Until longer follow-up of our cohort is achieved, it is difficult to speculate whether the neurologic abnormalities identified in subjects without HAM will remain stable or progress to a full diagnosis of HAM. Although our results suggest that some neurologic manifestations of HTLV-I and -II infection are isolated and do not reach the clinical threshold for the diagnosis of myelopathy, they remain consistent with the syndromic symptoms and signs of HAM. Our anecdotal data on abnormal neurologic examinations in 4 cohort participants who developed incident cases of HTLV-I or -II HAM further support the hypothesis that some participants with abnormal neurologic examinations will later progress to HAM.

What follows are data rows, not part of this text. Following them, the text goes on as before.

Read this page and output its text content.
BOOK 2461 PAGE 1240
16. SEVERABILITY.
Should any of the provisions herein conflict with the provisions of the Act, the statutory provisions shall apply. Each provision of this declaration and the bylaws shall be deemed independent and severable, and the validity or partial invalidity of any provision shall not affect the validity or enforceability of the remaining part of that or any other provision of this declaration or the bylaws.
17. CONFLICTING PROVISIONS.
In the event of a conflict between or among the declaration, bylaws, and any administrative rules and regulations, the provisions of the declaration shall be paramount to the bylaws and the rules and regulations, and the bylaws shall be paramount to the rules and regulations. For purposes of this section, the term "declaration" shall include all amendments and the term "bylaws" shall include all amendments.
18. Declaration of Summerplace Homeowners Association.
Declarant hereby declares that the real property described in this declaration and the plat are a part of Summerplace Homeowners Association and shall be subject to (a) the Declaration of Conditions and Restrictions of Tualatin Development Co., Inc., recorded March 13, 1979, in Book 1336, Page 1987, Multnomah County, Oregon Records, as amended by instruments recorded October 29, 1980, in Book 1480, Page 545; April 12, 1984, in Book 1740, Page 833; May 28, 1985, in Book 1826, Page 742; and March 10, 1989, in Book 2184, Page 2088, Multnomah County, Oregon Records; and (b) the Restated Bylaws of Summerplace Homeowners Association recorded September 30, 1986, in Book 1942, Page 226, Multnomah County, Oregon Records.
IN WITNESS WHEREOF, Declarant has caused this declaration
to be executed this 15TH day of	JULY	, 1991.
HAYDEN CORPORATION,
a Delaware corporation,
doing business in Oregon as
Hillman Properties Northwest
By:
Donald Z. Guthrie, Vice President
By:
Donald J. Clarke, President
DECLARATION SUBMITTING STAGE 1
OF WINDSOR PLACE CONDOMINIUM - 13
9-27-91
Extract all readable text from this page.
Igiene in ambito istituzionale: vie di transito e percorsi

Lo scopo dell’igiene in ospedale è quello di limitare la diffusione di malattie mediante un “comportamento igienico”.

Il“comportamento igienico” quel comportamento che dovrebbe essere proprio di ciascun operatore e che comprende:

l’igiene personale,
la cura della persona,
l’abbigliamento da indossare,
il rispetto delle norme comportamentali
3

Because only a small percentage of infected individuals develop HAM, HAM may simply be the “tip of the iceberg” of a broader spectrum of stable neurologic manifestations associated with HTLV infection.39
This view is supported by recent clinical evidence of increased HTLV-I proviral loads, similar to those of HAM patients, in patients with neurologic abnormalities other than HAM compared with asymptomatic carriers.40
These findings suggest that viral regulatory genes, genetic determination of the host’s immunologic response, or both may be responsible for both HAM and the more subtle spectrum of neurologic abnormalities that we report. Virologic and immunologic studies of symptomatic non-HAM cases may help to clarify the etiology of HTLV neurologic outcomes.